Sitz da nicht so dämlich rum, nur weil ich geh.
Deine bloße Existenz tut mir schon weh.
Hast mich viel zu lange eingelocht,
hast mich abgezockt und weichgekocht,
darum sag ich jetzt zum Abschied laut Ade.

Du bist dumm wie ein Stück Brot mit Schimmel drauf,
darum mach bitte den Mund nie wieder auf.
Auch zum Kochen bist du nicht gemacht,
wer hat sich dich denn bloß ausgedacht?
Ich verlass' dich lieber schnell im Dauerlauf.

Wie hab' ich dich so lang, so lang ertragen,
ganz ohne dich zu würgen und zu schlagen? Du brauchst jetzt gar nicht schamhaft zu erröten, nur du hast die Lizenz zum Nerventöten.

Du bist so häßlich, so gräßlich,
schwer vergeßlich, stets unpäßlich,
du bist ekelhaft, ich kann dich nicht mehr seh'n.
Du bist widerlich, liderlich,
greifst du an, dann trifft es wieder mich.
Warum es dich gibt, werd ich wohl nie versteh'n.
Ja, ich weiß, du hast tagelang geweint, geheult, gegrient,
doch so jemanden wie mich hast du einfach nicht verdient.
Nein, du hast mich nicht verdient.

Als wir uns begegneten im Kerzenschein
muß ich wohl schon reichlich blau gewesen sein.
Ich hab wohl schon nicht mehr klar geseh'n,
konnte nicht mehr wirklich g'radesteh'n.
Darum fiel ich wohl auch prompt auf dich herein.

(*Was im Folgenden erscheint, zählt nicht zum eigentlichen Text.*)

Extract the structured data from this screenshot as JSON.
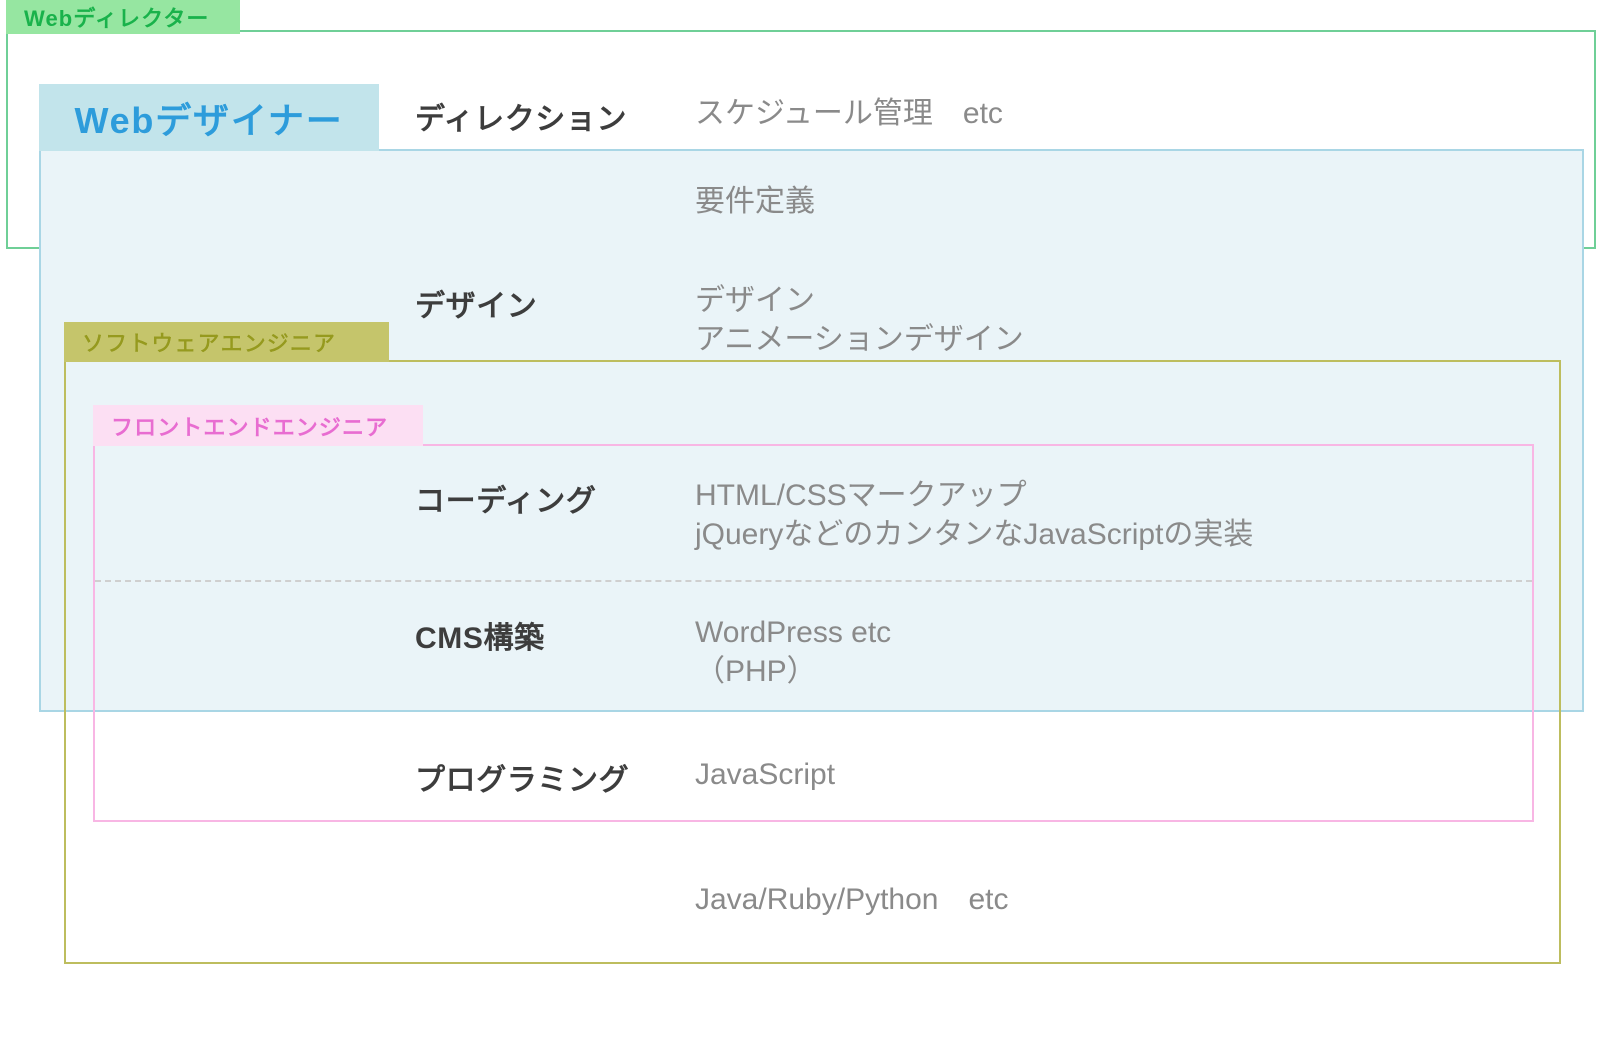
{
  "groups": {
    "director": {
      "label": "Webディレクター"
    },
    "designer": {
      "label": "Webデザイナー"
    },
    "software": {
      "label": "ソフトウェアエンジニア"
    },
    "frontend": {
      "label": "フロントエンドエンジニア"
    }
  },
  "rows": {
    "direction": {
      "category": "ディレクション",
      "desc": "スケジュール管理　etc"
    },
    "requirements": {
      "category": "",
      "desc": "要件定義"
    },
    "design": {
      "category": "デザイン",
      "desc": "デザイン\nアニメーションデザイン"
    },
    "coding": {
      "category": "コーディング",
      "desc": "HTML/CSSマークアップ\njQueryなどのカンタンなJavaScriptの実装"
    },
    "cms": {
      "category": "CMS構築",
      "desc": "WordPress etc\n（PHP）"
    },
    "programming": {
      "category": "プログラミング",
      "desc": "JavaScript"
    },
    "backend": {
      "category": "",
      "desc": "Java/Ruby/Python　etc"
    }
  }
}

Gegen dich ist jede Hölle nur ein Spaß.
Statt bei dir zu bleiben, biss' ich gern ins Gras.
Kein Sekündchen bleib' ich länger hier,
sei so gut und dreh dich weg von mir.
Selbst dein Spiegel wünscht sich nur noch blindes Glas.

Du bist so häßlich…

Ich fühle meine Freiheit endlich brennen.
Wer je das Pech gehabt hat, dich zu kennen,
der wird versteh'n, wie gut ich mich jetzt fühle,
denn Gründe, dich zu hassen, gibt es viele.

Du bist so häßlich…

Du hast mich einfach nicht verdient!